■離婚しても同居を続けるふたり
離婚を前提として別居するとか、どちらかが家を飛び出して離婚に至るとか、そういった話はよく聞くが、最近、ときどき耳にするのは「離婚しても同居を続けるふたり」だ。
つい先日も、友人が離婚届を出した。だが、同居を解消するのは「来年の春くらいかなあ」とのこと。住む場所を探す時間がないし、今までも同居人のようなものだったから離婚届を出したところで生活に変化があるわけでもないらしい。
■親戚づきあいに疲れてしまって
一方で、別々に住む予定もないままに同居し続けている元夫婦もいる。
「友だちには、“偽装離婚”と言われています」
そう笑うのは、ヤスコさん(38歳)だ。6歳のひとり娘がいる。夫との間は特に変化がない。それならなぜ離婚届を出したのだろう。

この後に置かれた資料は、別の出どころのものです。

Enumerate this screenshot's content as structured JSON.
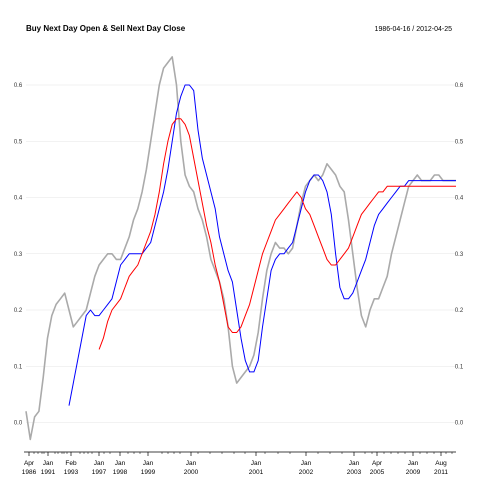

「もともと共働きだし、協力しながら子どもを育ててきました。でもなんだか私が結婚生活に疲れてしまったんですよね。もっと正しく言うと、夫の両親やきょうだいとのつきあいに疲れたというほうが正しいかもしれません」
© All About
離婚届を出してからも同居を続けるカップルがいます。紙1枚のこととはいえ、それぞれどんな思いで離婚したのか、そしてその後の生活はどう変わったのか。当事者に聞いてみました
いい妻、いい母、いい嫁としてがんばってきたヤスコさんは、1年ほど前、過労で倒れた。それを機に、何が自分にとって過剰なプレッシャーになっているかと考えたら、「結婚しているという事実」だったのだそうだ。
「夫の家族は非常に仲がよくて、月に数回、実家に集まるんです。私は一応、“長男の嫁”なので、そのたびに実家で十数人分の料理をしたり、片づけをしたり。その心身の疲労がたまっていったんだと思います」
夫とも話し合った。
「夫の結論は、『めんどうだから離婚しちゃおう』と(笑)。最初はびっくりしたんですが、『離婚しても一緒に住んでいればいいじゃん』と言われて、『それもそうね』ということになって。ある意味、勢いで離婚届を出してしまいました。一応、娘の親権は私にあります」
離婚してから気持ちの中で変わったことがあるという。
「一緒に住んではいても、お互いに独身だから恋愛してもかまわないわけですよね、法的には。そうなると、相手を“ひとりの男”として見れるようになり、なんとなく恋愛気分です」
婚姻届は人を油断させ、離婚届は人を緊張させるのかもしれない。
■離婚届を出してから10年間同居
「25歳で結婚、28歳で離婚届を出して、でもそれからすでに10年一緒に住んでいます」
そう言うのは、アヤカさん(38歳)だ。結婚期間よりも、離婚期間のほうが長く、お互い外で恋愛するのも公認なのだという。
「あなたたちの結婚は一体何なの? と友人たちにもよく言われるんですよね。私がつきあっている人のことで夫に相談することもあるし、夫は夫でフラれた話をしてきたり。それでも私たちはなぜか一緒にいます。恋人とか夫婦とかを超えて、家族なのかもしれません」
7歳年上の元夫は、アヤカさんが8歳の時に亡くなった父親にどこか似ているのだという。
「結婚しているときは夫に干渉されるのがイヤだった。子どもがいないこともあって3年後に私から離婚を申し出ました。すぐにでも別に暮らすつもりだったんだけど、『ひとり暮らしは大変だし、しばらくここにいれば? もう他人だから同居人のつもりで』と夫に言われたんです。それでずるずると……」
ただ、離婚後、明らかに関係は変わったという。
「私も言いたいことを言うようになったし、そんな私を彼は尊重してくれるようになった。彼が料理を作ってくれたり、一緒に飲んだりすることもありますよ。でもセックスの関係はありません」
持ち家のローンは彼が支払い、光熱費は彼女が払う。あとはすべておのおので生活しているという状態。
「居心地はいいですね。誰にも縛られていないのに、いざというとき彼に頼れるという安心感があります。『ずるい』と友だちに言われることもありますし、こういう関係を続けていていいのかなという思いもある。だけど、世間で『結婚とはこうあるべし』と言われている形に縛られる必要もありませんよね。以前の私だったら、もっとちゃんとしなくちゃと思ったはずですが、この居心地よさを知ってしまったから、形なんてどうでもいいんじゃないのと考えるようになりました」
男女関係には、いろいろな形がある。結婚にも同居にも、いろいろな形と思いがあるのだろう。自分たちにとって、いちばんいい形を見いだせたカップルは幸せだ。たとえ、それが「世間の常識」から外れているとしても。